A comienzos del siglo XX, el viejo polari remozado permitía a los gays londinenses identificarse y segregarse de reuniones generales en grupos más específicos: en polari se puede hacer una proposición indecente (para la ley que los perseguía) sin riesgo, ya que el interlocutor sólo la comprendería si estaba informado del código, es decir, si estaba ya algo dispuesto a participar de alguna de las formas de esa propuesta. El polari –y no es de sorprender en un universo patriarcal– solía feminizar casi cualquier vocablo inicialmente masculino, e invariablemente –con un fondo de misoginia– estas cosas feminizadas eran peyorativas. La policía era Lily Law, por ejemplo.
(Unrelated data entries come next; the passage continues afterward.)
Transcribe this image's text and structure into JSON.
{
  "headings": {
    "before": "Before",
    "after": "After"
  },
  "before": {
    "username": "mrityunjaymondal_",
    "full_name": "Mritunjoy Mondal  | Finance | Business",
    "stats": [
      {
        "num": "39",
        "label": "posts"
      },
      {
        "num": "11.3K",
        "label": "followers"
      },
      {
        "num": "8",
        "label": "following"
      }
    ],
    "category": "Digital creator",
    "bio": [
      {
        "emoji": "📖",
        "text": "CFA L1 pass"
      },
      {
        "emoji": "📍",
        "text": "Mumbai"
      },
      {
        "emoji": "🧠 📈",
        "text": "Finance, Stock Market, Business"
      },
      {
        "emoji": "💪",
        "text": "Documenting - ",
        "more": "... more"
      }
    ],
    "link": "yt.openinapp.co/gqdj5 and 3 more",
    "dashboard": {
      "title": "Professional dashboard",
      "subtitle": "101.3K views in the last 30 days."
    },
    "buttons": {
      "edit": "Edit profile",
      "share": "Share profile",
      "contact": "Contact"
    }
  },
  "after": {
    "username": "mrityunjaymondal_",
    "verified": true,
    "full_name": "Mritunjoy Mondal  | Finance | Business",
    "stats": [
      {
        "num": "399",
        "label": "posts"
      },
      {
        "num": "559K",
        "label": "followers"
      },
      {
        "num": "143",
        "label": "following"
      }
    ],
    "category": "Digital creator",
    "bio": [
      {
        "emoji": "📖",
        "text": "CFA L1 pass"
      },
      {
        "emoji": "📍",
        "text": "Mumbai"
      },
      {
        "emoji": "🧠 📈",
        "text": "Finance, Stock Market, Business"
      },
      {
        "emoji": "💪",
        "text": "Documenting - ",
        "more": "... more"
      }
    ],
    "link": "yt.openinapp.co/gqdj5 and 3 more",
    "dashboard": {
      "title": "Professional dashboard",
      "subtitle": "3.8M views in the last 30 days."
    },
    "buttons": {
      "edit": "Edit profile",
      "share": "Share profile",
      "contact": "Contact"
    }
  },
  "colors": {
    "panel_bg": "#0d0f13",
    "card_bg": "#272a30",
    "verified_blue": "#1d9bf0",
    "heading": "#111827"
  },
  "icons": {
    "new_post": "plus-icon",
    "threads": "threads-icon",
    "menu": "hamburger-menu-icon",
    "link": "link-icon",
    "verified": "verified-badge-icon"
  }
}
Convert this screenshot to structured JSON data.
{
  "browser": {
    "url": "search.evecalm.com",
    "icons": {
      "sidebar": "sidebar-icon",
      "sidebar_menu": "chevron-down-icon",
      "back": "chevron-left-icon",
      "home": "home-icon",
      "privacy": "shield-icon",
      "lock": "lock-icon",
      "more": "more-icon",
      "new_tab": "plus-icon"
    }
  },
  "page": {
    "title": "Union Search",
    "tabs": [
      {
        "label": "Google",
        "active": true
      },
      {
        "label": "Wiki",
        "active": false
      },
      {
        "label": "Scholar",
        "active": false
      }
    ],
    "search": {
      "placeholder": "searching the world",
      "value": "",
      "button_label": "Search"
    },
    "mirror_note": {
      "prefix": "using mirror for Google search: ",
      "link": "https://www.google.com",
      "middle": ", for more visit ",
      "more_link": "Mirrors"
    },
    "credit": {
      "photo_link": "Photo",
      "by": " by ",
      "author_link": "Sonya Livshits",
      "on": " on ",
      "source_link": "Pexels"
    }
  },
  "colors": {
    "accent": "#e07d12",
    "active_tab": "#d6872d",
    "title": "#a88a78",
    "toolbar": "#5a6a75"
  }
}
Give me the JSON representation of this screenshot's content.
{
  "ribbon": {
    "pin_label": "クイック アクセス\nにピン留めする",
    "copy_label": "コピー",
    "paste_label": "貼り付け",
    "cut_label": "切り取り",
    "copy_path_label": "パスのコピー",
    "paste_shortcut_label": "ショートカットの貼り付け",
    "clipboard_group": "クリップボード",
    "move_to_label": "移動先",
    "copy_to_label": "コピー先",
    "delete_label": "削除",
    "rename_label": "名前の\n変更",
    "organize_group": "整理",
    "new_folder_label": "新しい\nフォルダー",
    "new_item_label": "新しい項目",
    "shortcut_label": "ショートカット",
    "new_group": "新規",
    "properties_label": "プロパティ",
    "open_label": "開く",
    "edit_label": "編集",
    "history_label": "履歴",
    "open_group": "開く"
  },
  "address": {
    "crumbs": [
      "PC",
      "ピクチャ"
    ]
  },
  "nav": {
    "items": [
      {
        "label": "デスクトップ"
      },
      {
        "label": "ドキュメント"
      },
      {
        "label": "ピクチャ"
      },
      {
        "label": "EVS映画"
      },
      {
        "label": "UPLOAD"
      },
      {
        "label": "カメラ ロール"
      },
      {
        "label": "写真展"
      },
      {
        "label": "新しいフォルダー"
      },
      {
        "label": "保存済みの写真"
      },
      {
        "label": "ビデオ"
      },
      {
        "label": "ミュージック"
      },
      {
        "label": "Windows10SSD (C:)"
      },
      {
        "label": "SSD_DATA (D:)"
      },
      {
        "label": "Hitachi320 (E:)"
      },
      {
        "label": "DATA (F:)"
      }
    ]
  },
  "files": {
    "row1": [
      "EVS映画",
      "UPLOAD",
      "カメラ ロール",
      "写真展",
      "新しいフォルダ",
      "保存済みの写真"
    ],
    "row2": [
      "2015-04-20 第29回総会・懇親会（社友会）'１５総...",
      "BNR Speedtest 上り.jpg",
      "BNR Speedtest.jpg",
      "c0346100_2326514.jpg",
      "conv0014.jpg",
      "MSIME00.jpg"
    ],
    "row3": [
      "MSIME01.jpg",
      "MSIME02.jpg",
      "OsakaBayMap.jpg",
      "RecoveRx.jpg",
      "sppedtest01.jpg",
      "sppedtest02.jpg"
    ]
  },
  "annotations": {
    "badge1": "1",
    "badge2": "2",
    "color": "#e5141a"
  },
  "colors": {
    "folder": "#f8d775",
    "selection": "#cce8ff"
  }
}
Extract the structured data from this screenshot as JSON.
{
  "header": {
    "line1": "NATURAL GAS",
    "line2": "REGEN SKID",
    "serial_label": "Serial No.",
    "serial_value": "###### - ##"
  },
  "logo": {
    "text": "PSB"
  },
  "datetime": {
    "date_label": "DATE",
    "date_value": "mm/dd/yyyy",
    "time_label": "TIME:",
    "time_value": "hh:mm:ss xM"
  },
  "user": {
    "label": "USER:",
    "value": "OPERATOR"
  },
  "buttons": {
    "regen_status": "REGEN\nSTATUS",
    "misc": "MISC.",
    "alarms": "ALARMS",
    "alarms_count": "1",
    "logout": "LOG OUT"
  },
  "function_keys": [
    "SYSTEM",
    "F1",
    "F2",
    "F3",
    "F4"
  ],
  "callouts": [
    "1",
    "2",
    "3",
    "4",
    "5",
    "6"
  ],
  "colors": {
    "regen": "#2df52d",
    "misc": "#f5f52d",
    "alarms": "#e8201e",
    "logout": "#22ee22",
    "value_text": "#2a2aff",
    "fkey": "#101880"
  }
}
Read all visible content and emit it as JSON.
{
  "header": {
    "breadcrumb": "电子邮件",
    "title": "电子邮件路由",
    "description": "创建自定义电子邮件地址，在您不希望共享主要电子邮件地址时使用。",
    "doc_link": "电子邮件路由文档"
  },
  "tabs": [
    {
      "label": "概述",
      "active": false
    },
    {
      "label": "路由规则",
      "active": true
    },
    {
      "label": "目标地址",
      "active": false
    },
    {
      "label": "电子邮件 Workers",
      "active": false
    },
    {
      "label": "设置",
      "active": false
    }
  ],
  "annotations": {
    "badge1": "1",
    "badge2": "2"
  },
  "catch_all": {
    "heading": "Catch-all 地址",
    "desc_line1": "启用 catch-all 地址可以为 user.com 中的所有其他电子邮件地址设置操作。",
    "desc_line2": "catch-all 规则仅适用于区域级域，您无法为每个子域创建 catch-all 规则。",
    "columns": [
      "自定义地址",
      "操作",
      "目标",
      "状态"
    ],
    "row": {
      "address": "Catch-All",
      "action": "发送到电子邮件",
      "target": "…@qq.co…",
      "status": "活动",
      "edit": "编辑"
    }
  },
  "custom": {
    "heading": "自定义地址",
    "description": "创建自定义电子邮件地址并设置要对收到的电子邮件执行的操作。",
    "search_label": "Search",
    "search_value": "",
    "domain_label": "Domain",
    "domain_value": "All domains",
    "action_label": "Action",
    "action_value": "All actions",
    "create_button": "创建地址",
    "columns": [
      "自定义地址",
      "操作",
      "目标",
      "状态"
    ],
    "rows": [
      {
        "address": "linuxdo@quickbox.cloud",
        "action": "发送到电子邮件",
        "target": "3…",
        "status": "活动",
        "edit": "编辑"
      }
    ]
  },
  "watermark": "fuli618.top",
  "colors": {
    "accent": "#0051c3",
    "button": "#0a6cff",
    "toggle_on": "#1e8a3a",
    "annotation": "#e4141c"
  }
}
Zsa zsa es castigo, y suena bien parecido a “chas chas”. Y como también sucedió con el lunfardo criollo y carcelario, alrededor de los años 60 comenzó a usarse el polari para hablar también de droga, la única otra cosa tan prohibida como la homosexualidad.
Así
surge uno de los más formidables usos del lenguaje: como refugio. Un lenguaje
para protegerse de circunstancias adversas.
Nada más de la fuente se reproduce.